Dejamos atrás a los Reyes Magos. Y, al poco rato, llega San Antón. Una festividad muy señera en el calendario litúrgico, pues san Antón era y es el protector de los animales, y los animales, en aquel entonces, eran un recurso imprescindible para toda tarea que se desarrollaba en el pueblo, tanto para el cultivo del campo, como para el acarreo y como medio de transporte humano. Por su trascendencia, había que agasajar al santo debidamente con toda clase de honores y de atenciones; y había que acicalar el ganado con todo tipo de filigranas, ramos, adornos y cintas; y con la prestancia y galanura, que requería el buen santo ermitaño.
Fue el primer monje eremita, que dejó sus bienes y optó por retirarse al desierto a vivir en soledad, con todo tipo de privaciones. Llevó pan para seis meses; según la costumbre tebana, lo enterró, única manera posible de mantenerlo mollar durante largo tiempo.
Te preguntarás por qué, siendo ermitaño y preocupado de ayunos y abstinencias de todo tipo de carnes, se le ha convertido en patrón de los animales y también de los sepultureros.
Es intercesor de los sepultureros, porque solía dormir en un sepulcro vacío; y de los animales, porque, cuando murió su compañero Pablo el Simple, (otro monje ermitaño), dos leones y otros animales le ayudaron a enterrarlo. En una ocasión, se le acercó una jabalina con sus jabatos ciegos en actitud de súplica, curó la ceguera de los animales y, desde entonces, la madre no se separó de él y lo defendió de cualquier alimaña que se le acercaba; pero, con el tiempo y por la idea de que el cerdo es un animal impuro, se le erigió en dominador de la impureza y, por ello, se le representa acompañado por un cerdo; también he observado que, en la pintura, se le muestra como el gran triunfador en la lucha contra las impías tentaciones por las muchas que tuve que soportar en su penosa vida en el desierto.
Me ha llegado la noticia de que, en la Edad Media, para mantener los hospitales, soltaban unos cerdos y, a fin de que la gente no se los apropiara, los ponían bajo su patrocinio. Esta costumbre se expandió por los pueblos: se soltaba un cerdo y se le bautizaba con su apelativo “marrano San Antón”, con un distintivo en el cuello; deambulaba por las calles, como Pedro por su casa: se le daba de comer, se le cebaba y, cuando llegaba la época de la matanza, se rifaba y el dinero, que se obtenía, se repartía entre los pobres del lugar.

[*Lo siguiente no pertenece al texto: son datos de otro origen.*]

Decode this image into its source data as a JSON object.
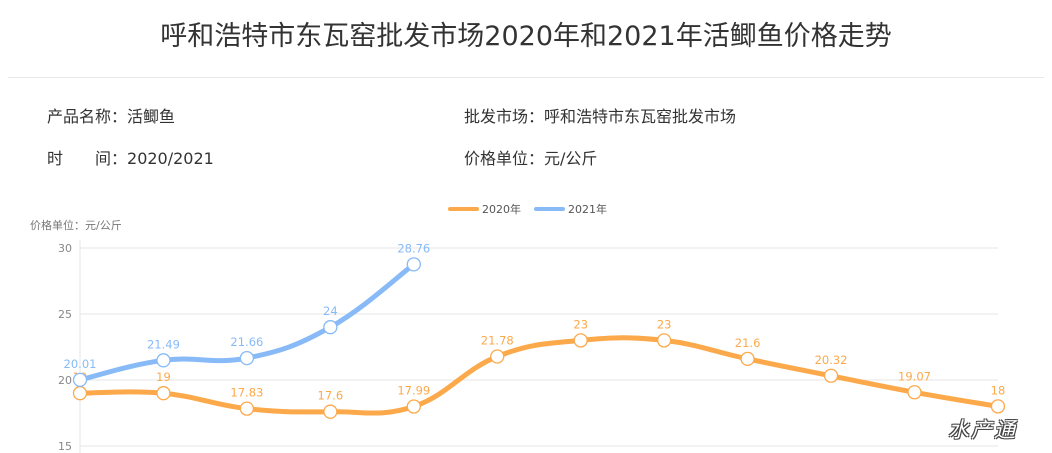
{
  "page": {
    "title": "呼和浩特市东瓦窑批发市场2020年和2021年活鲫鱼价格走势",
    "info": {
      "product_label": "产品名称：",
      "product_value": "活鲫鱼",
      "market_label": "批发市场：",
      "market_value": "呼和浩特市东瓦窑批发市场",
      "time_label": "时　　间：",
      "time_value": "2020/2021",
      "unit_label": "价格单位：",
      "unit_value": "元/公斤"
    },
    "watermark": "水产通"
  },
  "chart_data": {
    "type": "line",
    "ylabel": "价格单位：元/公斤",
    "ylim": [
      15,
      30
    ],
    "yticks": [
      "15",
      "20",
      "25",
      "30"
    ],
    "grid": true,
    "legend_position": "top-center",
    "series": [
      {
        "name": "2020年",
        "color": "#fba94b",
        "values": [
          19,
          19,
          17.83,
          17.6,
          17.99,
          21.78,
          23,
          23,
          21.6,
          20.32,
          19.07,
          18
        ]
      },
      {
        "name": "2021年",
        "color": "#87baf7",
        "values": [
          20.01,
          21.49,
          21.66,
          24,
          28.76
        ]
      }
    ]
  }
}
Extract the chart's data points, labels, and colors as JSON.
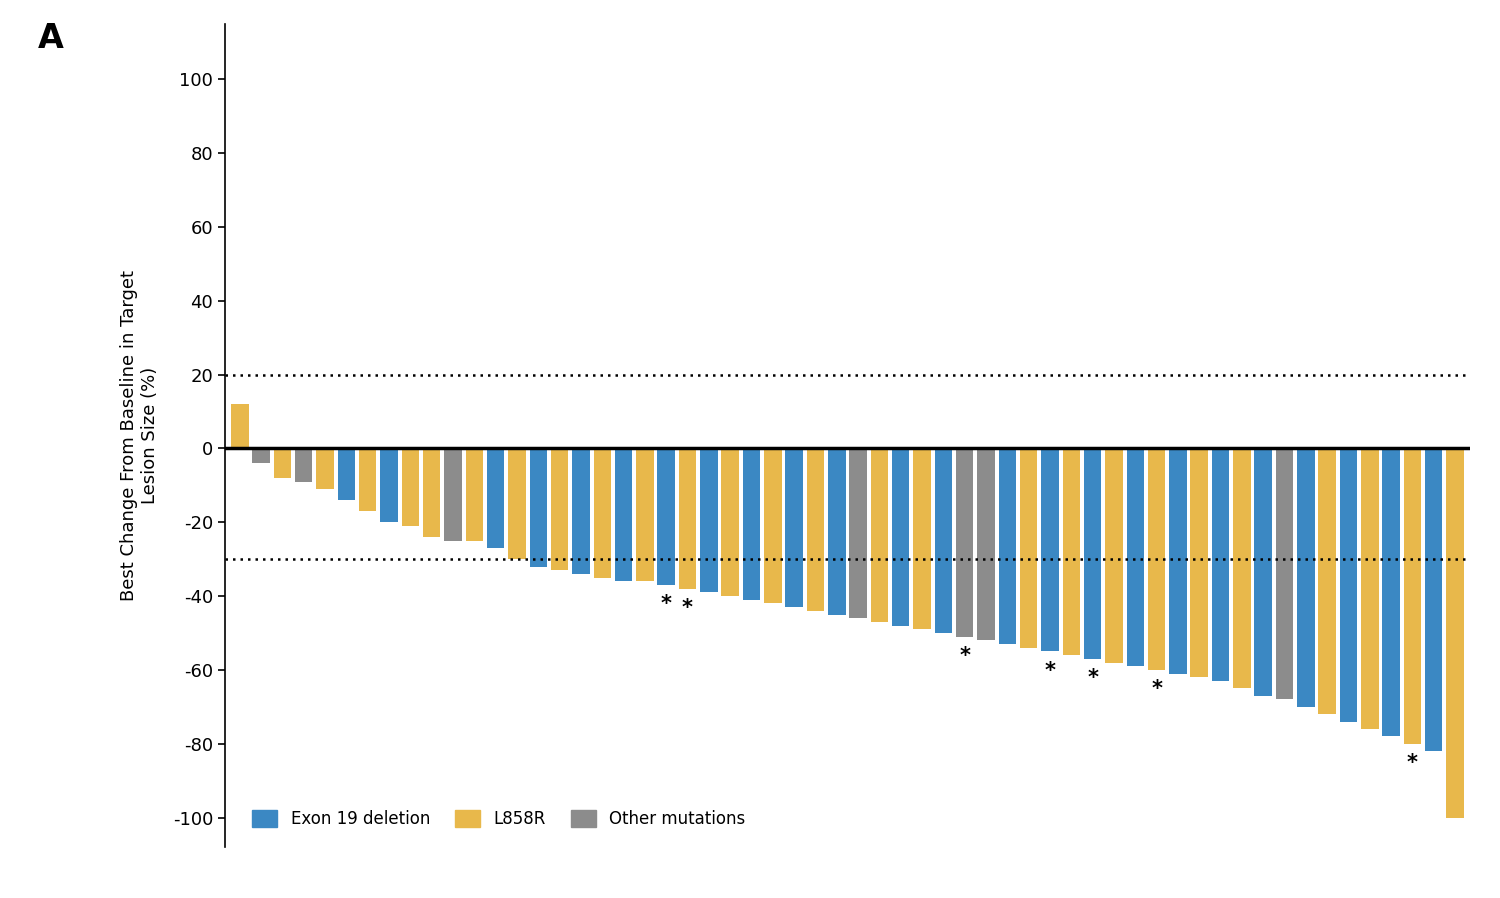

El día de San Antón, en mi pueblo, apenas despuntaba el día, comenzaba el obligado e incesante ceremonial de las vueltas de los animales alrededor de la iglesia. Lo ordenado era dar nueve vueltas, tantas como las nueve virtudes que llevaron a Antonio Abad a los altares: humildad, paciencia, modestia, castidad, prudencia, misericordia, celo, amor y constancia, pero algunos se aburrían antes. Abrían siempre el cortejo las piaras de ovejas, pues tenían prisa para salir a pastar. Luego, el turno correspondía a los burros y a os bueyes; cuando tocaban la segunda esquilá a misa mayor, aparecían los caballos y las parejas de mulas con sus cabezadas bien enjaezadas y lustrosas, adornadas con los más variopintos lazos; colleras embetunadas; ancas esculpidas con los más floridos ramilletes y colas trenzadas y rematadas con guirnaldas y flores. El agricultor competía con sus compañeros, y se esmeraba en contratar al mejor esquilador del momento: “ había que llamar la atención”.
Una vez recibida la bendición del santo, las monturas de burros, mulas y caballos se dirigían, cortésmente, a honrar al mayordomo y a recoger el puño. El puño consistía en un puñado de castañas, que se cocían en la alquitara, de higos y un buen trago de aguardiente. Quien no tenía caballería, la pedía prestada, pues no se debía defraudar al cofrade, y menos al estómago en aquellos tiempos.
Por la tarde, en la plaza Mayor, se corrían los gallos o las cintas y se armaba el baile. Acudía todo el mundo: viejos, jóvenes y niños, y se organizaba en dos enormes corros: los niños se situaban en el centro: era como la parodia de una gran plegaria de acción de gracias al santo, y una manifestación de honda alegría.